Dalam diskusi yang dimoderatori Juru Bicara DPP PSI, Ariyo Bimmo itu, Winner Jhonshon berharap pemerintah menyetop izin operasi pinjol sebelum dibuat payung hukum dan aturan turunan yang jelas.
Pada titik ini, pandangan Wahyudi Djafar dan Winner Jhonshon punya satu kesamaan, yaitu RUU PDP semakin relevan untuk segera disahkan.
“Kalau saya sarankan kepada pemerintah, stop dulu, moratorium dulu sampai semua aturan dan perangkatnya jelas. Pinjol yang legal dan ilegal disetop dulu semuanya, jangan dulu ada bisnis peer-to-peer ini. Kita siap dulu dengan perangkatnya, toh sumbangsih pinjol ini tidak seberapa (terhadap ekonomi)” usul dia.
Diskusi itu tidak hanya membicarakan urusan pinjol semata. Perihal lain tentang perlindungan data pribadi yang disinggung adalah peretasan media sosial.
Pegiat pendampingan perempuan, anak dan disabilitas, Ilma Sovri Yanti yang belum lama ini menjadi korban peretasan akun media sosial Facebook ikut membagi pengalamannya.
Menurut Ilma, peretas akun Facebook bekerja secara terorganisir dan telah mempelajari target korban peretasan. Dalam kasusnya, dia menduga, pelaku peretasan mempelajari aktivitas Ilma di media sosial terlebih dahulu dan memilih target korban yang akan ditipu.
“Pelaku memanfaatkan kondisi sosial saya, aktivitas sosial saya, dan menghubungi teman-teman terpilih. Disebut otodidak tidak juga, sepertinya dia melihat rekam jejak komunikasi dalam Facebook tersebut, sehingga dia menyasar orang-orang dianggap percaya, seakan-akan itu adalah saya,” terangnya.
Belajar dari pengalaman pribadinya itu, dia mengimbau masyarakat untuk tidak ragu membawa kasus peretasan akun media sosial ke aparat kepolisian. Terlebih jika telah terjadi penipuan.
Kasus Irma sendiri sudah dilaporkan ke Kepolisian. Yang dialami Ilma, tak hanya soal peretasan akun Facebook, namun masuk dalam pidana penipuan. Pasalnya, peretas yang mengatasnamakan Ilma, menipu salah seorang kolega Ilma dan berhasil meminta transfer uang senilai Rp 25 juta.

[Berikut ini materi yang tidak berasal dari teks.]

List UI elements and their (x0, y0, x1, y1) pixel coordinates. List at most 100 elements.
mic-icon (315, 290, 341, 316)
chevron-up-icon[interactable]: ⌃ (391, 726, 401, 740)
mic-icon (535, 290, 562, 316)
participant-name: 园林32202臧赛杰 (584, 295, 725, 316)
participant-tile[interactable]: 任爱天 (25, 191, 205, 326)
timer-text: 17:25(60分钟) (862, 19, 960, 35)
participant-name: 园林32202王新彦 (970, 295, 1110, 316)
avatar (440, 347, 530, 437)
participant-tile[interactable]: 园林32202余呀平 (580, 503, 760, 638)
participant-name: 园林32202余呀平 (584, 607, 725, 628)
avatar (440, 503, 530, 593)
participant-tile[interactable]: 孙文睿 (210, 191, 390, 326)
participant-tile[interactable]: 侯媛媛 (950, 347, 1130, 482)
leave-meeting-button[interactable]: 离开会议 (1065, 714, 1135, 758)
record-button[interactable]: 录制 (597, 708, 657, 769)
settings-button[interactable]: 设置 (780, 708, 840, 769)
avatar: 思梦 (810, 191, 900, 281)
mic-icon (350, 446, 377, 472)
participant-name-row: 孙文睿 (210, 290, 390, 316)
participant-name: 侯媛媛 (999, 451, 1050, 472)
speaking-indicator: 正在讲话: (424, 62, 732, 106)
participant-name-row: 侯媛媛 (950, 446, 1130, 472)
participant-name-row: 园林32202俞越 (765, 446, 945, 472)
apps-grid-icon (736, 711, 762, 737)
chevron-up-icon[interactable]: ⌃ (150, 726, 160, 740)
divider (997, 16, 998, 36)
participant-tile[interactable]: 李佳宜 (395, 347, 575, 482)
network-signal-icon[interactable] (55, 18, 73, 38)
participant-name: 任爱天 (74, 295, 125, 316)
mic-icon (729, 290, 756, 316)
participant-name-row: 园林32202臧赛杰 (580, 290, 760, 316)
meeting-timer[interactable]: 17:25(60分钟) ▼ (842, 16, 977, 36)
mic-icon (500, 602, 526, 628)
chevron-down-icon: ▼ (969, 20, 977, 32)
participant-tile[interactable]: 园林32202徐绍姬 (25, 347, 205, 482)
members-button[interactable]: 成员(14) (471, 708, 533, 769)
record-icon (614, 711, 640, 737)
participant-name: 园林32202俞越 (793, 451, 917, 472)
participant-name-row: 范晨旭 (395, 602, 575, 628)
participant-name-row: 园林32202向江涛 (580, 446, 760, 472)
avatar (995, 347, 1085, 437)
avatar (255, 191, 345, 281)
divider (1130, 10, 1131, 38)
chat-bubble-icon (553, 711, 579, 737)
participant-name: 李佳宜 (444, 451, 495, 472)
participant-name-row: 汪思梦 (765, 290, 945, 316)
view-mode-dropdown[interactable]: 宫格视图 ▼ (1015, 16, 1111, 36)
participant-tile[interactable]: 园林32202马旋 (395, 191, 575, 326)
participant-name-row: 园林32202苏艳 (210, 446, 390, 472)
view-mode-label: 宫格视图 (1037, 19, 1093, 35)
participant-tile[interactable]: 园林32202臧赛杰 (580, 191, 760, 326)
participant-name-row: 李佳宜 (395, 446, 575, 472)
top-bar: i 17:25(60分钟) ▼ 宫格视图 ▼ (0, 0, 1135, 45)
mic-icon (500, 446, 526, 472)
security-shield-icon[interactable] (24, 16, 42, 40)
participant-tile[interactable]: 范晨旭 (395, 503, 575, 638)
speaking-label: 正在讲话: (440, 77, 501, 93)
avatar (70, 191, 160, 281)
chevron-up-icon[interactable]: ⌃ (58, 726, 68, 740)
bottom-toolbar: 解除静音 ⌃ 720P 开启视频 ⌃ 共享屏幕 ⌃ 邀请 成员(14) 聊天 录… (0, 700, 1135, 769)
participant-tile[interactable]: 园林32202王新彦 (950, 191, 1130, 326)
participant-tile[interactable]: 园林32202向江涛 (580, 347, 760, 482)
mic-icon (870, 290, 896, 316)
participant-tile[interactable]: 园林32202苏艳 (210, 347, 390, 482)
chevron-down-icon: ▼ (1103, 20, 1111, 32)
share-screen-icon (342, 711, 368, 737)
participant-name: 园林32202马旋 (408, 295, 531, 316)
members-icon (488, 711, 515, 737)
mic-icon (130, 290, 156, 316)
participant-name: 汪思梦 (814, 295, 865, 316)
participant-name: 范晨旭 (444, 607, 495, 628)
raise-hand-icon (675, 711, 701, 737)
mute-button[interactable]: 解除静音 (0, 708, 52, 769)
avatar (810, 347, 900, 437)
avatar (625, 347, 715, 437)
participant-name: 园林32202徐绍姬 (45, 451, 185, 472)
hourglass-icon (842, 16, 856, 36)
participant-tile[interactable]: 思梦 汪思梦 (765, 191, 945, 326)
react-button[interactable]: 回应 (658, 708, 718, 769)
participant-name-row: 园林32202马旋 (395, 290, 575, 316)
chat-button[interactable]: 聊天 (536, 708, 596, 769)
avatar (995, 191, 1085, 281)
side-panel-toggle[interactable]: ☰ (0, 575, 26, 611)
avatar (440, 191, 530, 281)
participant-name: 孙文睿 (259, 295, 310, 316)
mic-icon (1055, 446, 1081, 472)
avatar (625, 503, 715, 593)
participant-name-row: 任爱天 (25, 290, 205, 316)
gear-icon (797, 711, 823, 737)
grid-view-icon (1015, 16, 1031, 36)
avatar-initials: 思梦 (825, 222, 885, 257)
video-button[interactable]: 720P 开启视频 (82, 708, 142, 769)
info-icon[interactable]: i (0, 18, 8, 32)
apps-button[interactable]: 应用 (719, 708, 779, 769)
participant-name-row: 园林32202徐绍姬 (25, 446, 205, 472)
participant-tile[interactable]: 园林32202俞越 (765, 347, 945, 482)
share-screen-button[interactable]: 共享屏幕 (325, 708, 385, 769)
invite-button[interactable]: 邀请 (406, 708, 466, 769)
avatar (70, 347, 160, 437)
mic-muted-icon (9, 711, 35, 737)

“Kasus ini nyatanya terdapat di Cyber Crime Polda (Metro Jaya) sudah ribuan kasus. Bahkan korbannya sudah sampai jutaan. Bercermin dari kasus peretasan saya, kalau kita tidak melawan bersama-sama dan tiba-tiba menimpa orang terdekat kita, itu akan menjadi target pelaku berikutnya,” sebutnya.